GCD and LCM calculator

Paste two or more whole numbers and get their greatest common divisor (GCD) and least common multiple (LCM) in one step. Values can be separated by spaces, commas, semicolons or new lines, so a column copied from a spreadsheet works as well as a quick "12, 18, 24" typed by hand. The math runs on exact big-integer arithmetic, so results stay correct far beyond what a pocket calculator or a floating-point script can handle.

The GCD is the number you divide by to reduce a fraction to lowest terms, and the LCM is the common denominator you need to add fractions — which makes this the fastest way to check homework or prepare exercises. The same two numbers answer practical questions too: how many teeth two gears turn through before they line up again, when two repeating schedules coincide, or into how many equal groups two quantities can be split without leftovers.
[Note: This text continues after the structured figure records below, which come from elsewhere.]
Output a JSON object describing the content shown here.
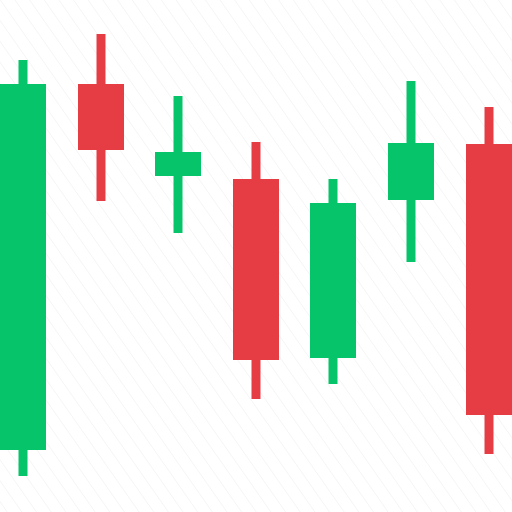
{
  "chart_data": {
    "type": "candlestick",
    "title": "",
    "xlabel": "",
    "ylabel": "",
    "ylim": [
      0,
      512
    ],
    "grid": false,
    "legend": "none",
    "colors": {
      "up": "#06c46a",
      "down": "#e63d45",
      "hatch": "#eeeeee"
    },
    "candles": [
      {
        "direction": "up",
        "open": 62,
        "close": 428,
        "high": 452,
        "low": 36
      },
      {
        "direction": "down",
        "open": 428,
        "close": 362,
        "high": 478,
        "low": 311
      },
      {
        "direction": "up",
        "open": 336,
        "close": 360,
        "high": 416,
        "low": 279
      },
      {
        "direction": "down",
        "open": 333,
        "close": 152,
        "high": 370,
        "low": 113
      },
      {
        "direction": "up",
        "open": 154,
        "close": 309,
        "high": 333,
        "low": 128
      },
      {
        "direction": "up",
        "open": 312,
        "close": 369,
        "high": 431,
        "low": 250
      },
      {
        "direction": "down",
        "open": 368,
        "close": 97,
        "high": 405,
        "low": 58
      }
    ]
  }
}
Keep "Show prime factorizations" on and the tool shows its work the way it is taught in school: each input decomposed into primes, then the GCD assembled from the lowest shared powers and the LCM from the highest power of each prime. Factorization is skipped for inputs of 10¹² or more, where trial division would take too long; the GCD and LCM themselves stay exact. Switch on "Show divisors of the GCD" to list every common divisor of your numbers whenever the GCD is below 1,000,000.
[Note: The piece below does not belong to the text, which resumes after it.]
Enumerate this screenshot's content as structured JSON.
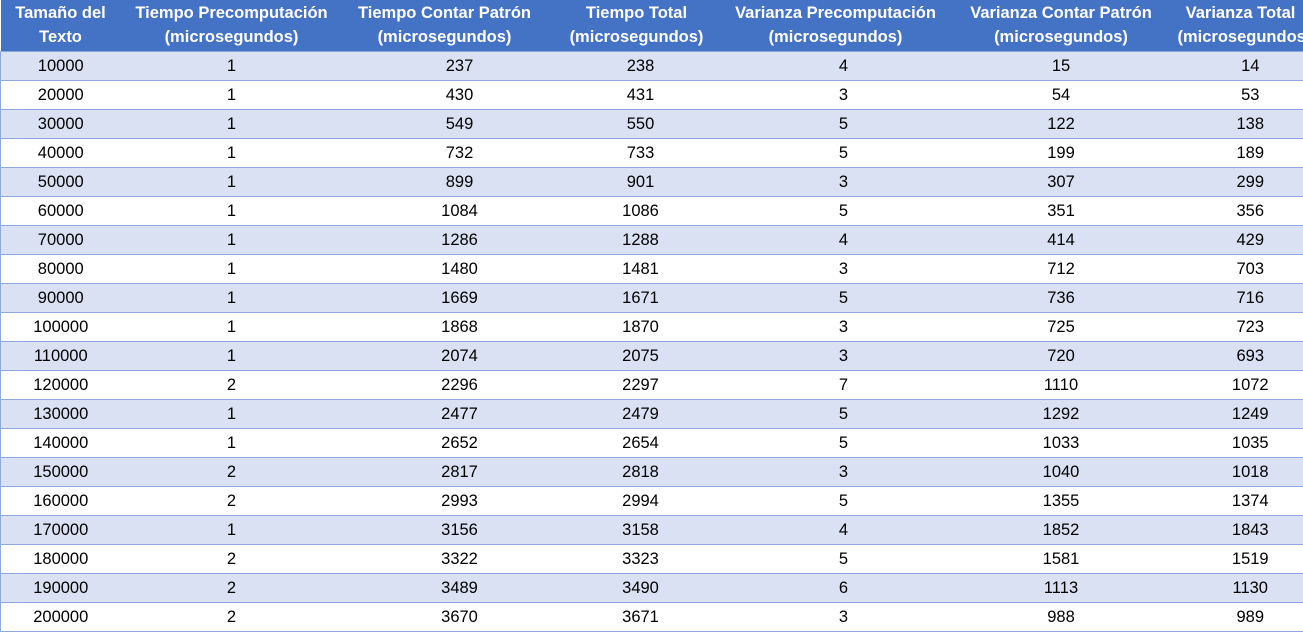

Everything is computed in your browser and nothing is uploaded, so your numbers never leave your device. The tally under the output updates live as you type.

FAQ

What are the GCD and LCM used for?
The GCD reduces a fraction to lowest terms and splits quantities into the largest possible equal groups. The LCM gives the common denominator for adding fractions and tells you when repeating cycles — gear teeth, bus schedules, shift rotations — line up again.
How large can the numbers be?
The GCD and LCM are computed with exact big-integer arithmetic, so numbers with hundreds of digits work. Prime factorizations are only shown for inputs below 10¹², where they can be found quickly, and the LCM is capped at 100,000 digits.
What happens with negative numbers or zero?
Negative values are taken as absolute values and the report says so. Zero is fine alongside other numbers — the GCD ignores it and the LCM becomes 0 — but a list of only zeros has no defined result, so the tool asks for a non-zero integer.
Are my numbers uploaded anywhere?
No. Every calculation runs in your browser and the numbers never leave your device.